Mozilla Expands Partnership with adMarketplace on the Journey to Protect Consumer Privacy While Delivering Value to Advertisers

The partnership names adMarketplace as Mozilla’s preferred partner to sell its privacy-preserving homepage tiles while expanding the relationship into additional surfaces.

@yoasif Yes, i am aware of that too. I am not completely against ads, if they are not in the way and don't violate privacy. Although i don't trust it as of today. If those ads actually truly respect people's privacy, and they replace the ads we see on the Internet, that would be better for everyone. Especially all those people that don't block ads.
@Azarilh I think ads are preferable to wholesale copyright theft, too.
@ecadre @nical actually the alarm for me was as AI features with a sidebar was activated and i was pressured to choose my AI. The announcement just added to my fears and thought "shit i have to switch to another browser" . I will never go back. On my chromebook i seem to be stuck with chrome, because every other browser does not work, but on all other devices i have other than chrome and FF. The damage is done.

@ecadre
@nical
@firefoxwebdevs

To me this is not about AI part.
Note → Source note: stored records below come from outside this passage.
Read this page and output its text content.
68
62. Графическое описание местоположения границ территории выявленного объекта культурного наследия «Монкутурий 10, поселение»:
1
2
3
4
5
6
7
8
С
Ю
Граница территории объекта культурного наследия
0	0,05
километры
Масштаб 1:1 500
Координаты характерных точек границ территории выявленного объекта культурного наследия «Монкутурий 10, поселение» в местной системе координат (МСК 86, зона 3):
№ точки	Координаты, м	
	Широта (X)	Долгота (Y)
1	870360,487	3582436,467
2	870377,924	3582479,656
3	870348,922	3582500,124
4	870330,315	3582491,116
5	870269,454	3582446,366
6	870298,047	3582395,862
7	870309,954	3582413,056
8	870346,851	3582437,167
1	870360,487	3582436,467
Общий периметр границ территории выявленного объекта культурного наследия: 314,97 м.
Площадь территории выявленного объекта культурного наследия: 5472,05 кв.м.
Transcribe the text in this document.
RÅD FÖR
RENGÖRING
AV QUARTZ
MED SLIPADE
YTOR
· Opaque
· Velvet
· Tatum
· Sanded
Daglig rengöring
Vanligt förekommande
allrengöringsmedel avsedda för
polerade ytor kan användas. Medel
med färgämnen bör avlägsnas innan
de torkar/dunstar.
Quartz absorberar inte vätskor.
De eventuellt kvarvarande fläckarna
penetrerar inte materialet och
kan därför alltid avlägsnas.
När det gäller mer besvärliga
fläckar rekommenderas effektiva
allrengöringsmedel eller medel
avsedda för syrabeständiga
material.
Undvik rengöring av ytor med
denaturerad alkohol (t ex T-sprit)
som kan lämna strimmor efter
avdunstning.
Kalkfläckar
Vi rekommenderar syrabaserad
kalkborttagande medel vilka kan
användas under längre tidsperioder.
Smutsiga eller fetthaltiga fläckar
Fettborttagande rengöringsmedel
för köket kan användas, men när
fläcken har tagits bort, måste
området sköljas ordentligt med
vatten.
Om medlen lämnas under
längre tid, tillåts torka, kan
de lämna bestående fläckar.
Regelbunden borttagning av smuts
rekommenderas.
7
It's about jumping wagons again without clear plan or future. @christophehenry put it best: "to do what?"

Firefox crossed multiple lines in the past especially on the management front (e.g., extravaganza salaries, mass layoffs,...) but this time around, I think perhaps it I should acknowledge my Stockholm Syndrome and jump off this sinking ship. It might not sink, but it for sure doesn't deserve my attention and trust.

1/2

@ecadre
@nical
@firefoxwebdevs

Despite lack of essential features (e.g., changing keyboard shortcuts), relatively slow speed, polluting home folder, outdated UI design (until few years back), community stayed behind #Mozilla, and more specially #Firefox. Look where 1.5 decades of trust and support have got us to. Don't answer me, just be honest with yourself. After 15 years of being in the community, I cannot recall a single instance that user feedback was taken into account.

2/2

@Mehrad @ecadre @nical @firefoxwebdevs Mozilla's usual spiel of "anyone having an opinion on Firefox is by definition a power user, and therefore not our target audience, so their opinion is irrelevant" has left me with little interest of giving them any benefit of doubt.